2.2. Floating-Point Adder/Subtractor Unit
Floating-point adders are often limited by the cost of exponent comparison, mantissa alignment, and post-operation normalization. Reported architectures mainly differ in their treatment of denormal numbers, pipeline depth, and rounding strategy, reflecting the trade-offs between low latency and hardware efficiency in FPGA devices.
For instance, the work in [
18] implements a single-precision floating-point adder with full support for denormal inputs, organized as an eight-stage pipeline. The datapath begins with exponent comparison and operand swapping, followed by mantissa alignment using a barrel shifter with GRS bits. A fixed 27-bit two’s-complement adder performs the significand operation, and the result passes through a leading-one detector and barrel shifter for normalization. The datapath is completed by rounding to the nearest even (via GRS) and exception handling (overflow, underflow, Not-a-Number (NaN), ±∞), with each stage being registered to achieve high operating frequency.
In contrast, in [
14], the authors present a configurable floating-point unit supporting both single and double precision. It also integrates the adder into a DSP pipeline alongside a Booth multiplier and a MAC unit. A modular, parameterized organization enables the same datapath to operate in either single or double precision while preserving a consistent pipeline structure. The adder follows canonical IEEE-754 stages: exponent alignment by right-shifting the smaller operand, significand addition/subtraction using two’s complement, and normalization to restore the 1.M mantissa format. A rounding unit supports multiple modes (nearest-even, toward zero, ±∞), while a control block manages operation sequencing and exception flags.

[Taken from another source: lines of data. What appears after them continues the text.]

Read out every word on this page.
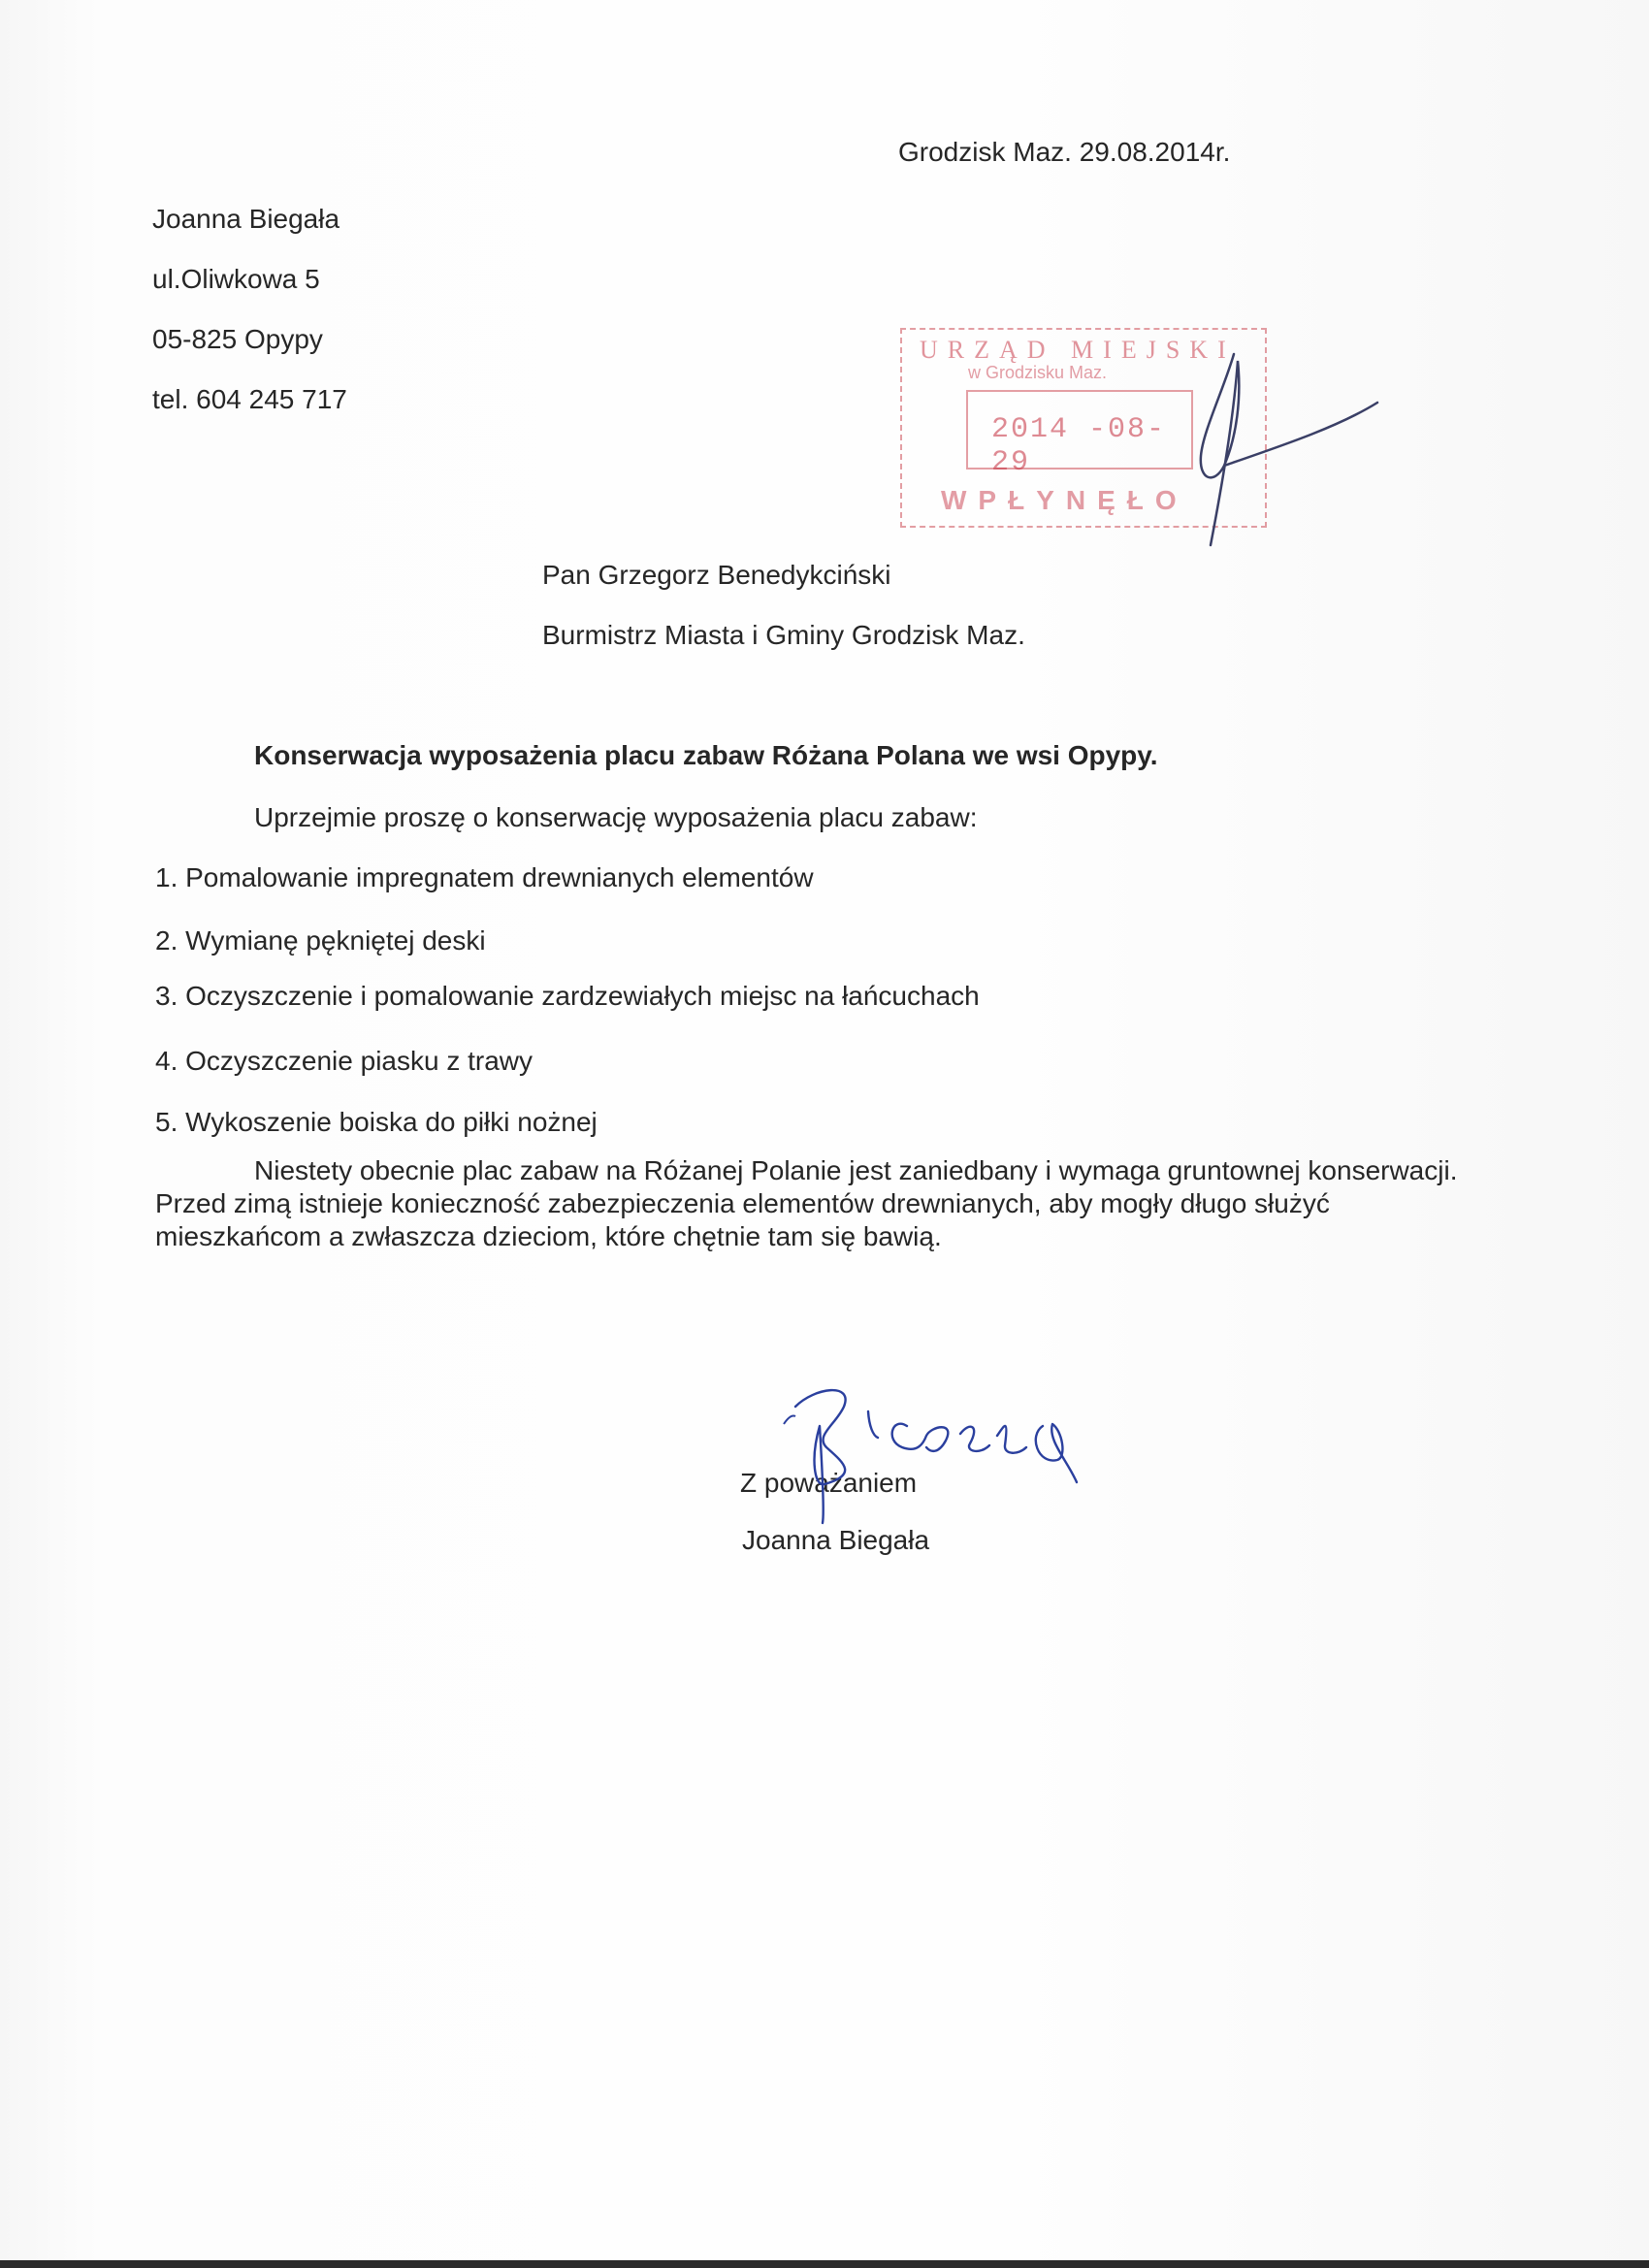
Grodzisk Maz. 29.08.2014r.
Joanna Biegała
ul.Oliwkowa 5
05-825 Opypy
tel. 604 245 717
URZĄD MIEJSKI
w Grodzisku Maz.
2014 -08- 29
WPŁYNĘŁO
Pan Grzegorz Benedykciński
Burmistrz Miasta i Gminy Grodzisk Maz.
Konserwacja wyposażenia placu zabaw Różana Polana we wsi Opypy.
Uprzejmie proszę o konserwację wyposażenia placu zabaw:
1. Pomalowanie impregnatem drewnianych elementów
2. Wymianę pękniętej deski
3. Oczyszczenie i pomalowanie zardzewiałych miejsc na łańcuchach
4. Oczyszczenie piasku z trawy
5. Wykoszenie boiska do piłki nożnej
Niestety obecnie plac zabaw na Różanej Polanie jest zaniedbany i wymaga gruntownej konserwacji. Przed zimą istnieje konieczność zabezpieczenia elementów drewnianych, aby mogły długo służyć mieszkańcom a zwłaszcza dzieciom, które chętnie tam się bawią.
Z poważaniem
Joanna Biegała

In line with the approach of [
14], the work in [
15] also proposes an adder for single and double precision, partitioned into four stages. Operand comparison identifies the larger input and computes the exponent difference. Denormalization extends the mantissa with implicit and GRS bits, while shifting the smaller operand accordingly. The significand addition produces sum and carry terms, which are normalized by conditional shifting: if a carry occurs, the mantissa is right-shifted and the exponent incremented. If the MSB is zero, leading-one detection determines the required left shifts. Rounding to nearest-even finalizes the result before assembling the IEEE-754 word. The proposed four-stage structure achieves full IEEE-754 addition functionality in a compact form.
2.3. Floating-Point Multiply–Accumulate Unit
MAC units integrate multiplication with iterative addition, and are central to DSP kernels. The most recent designs range from conventional pipelined MACs optimized for real-time DSP to specialized schemes such as systolic arrays or fixed-point accumulation tailored for sparse linear algebra.
The work in [
14] integrates a Booth-based multiplier with an accumulation stage, enabling fused multiply–add operations for DSP. Products are accumulated using an adder and FIFO buffering, with results being stored in an output register for iterative accumulation. The architecture basically combines the adder and multiplier described in the previous sections. The design also supports both single and double precision, with double precision expanding mantissas to 104 bits.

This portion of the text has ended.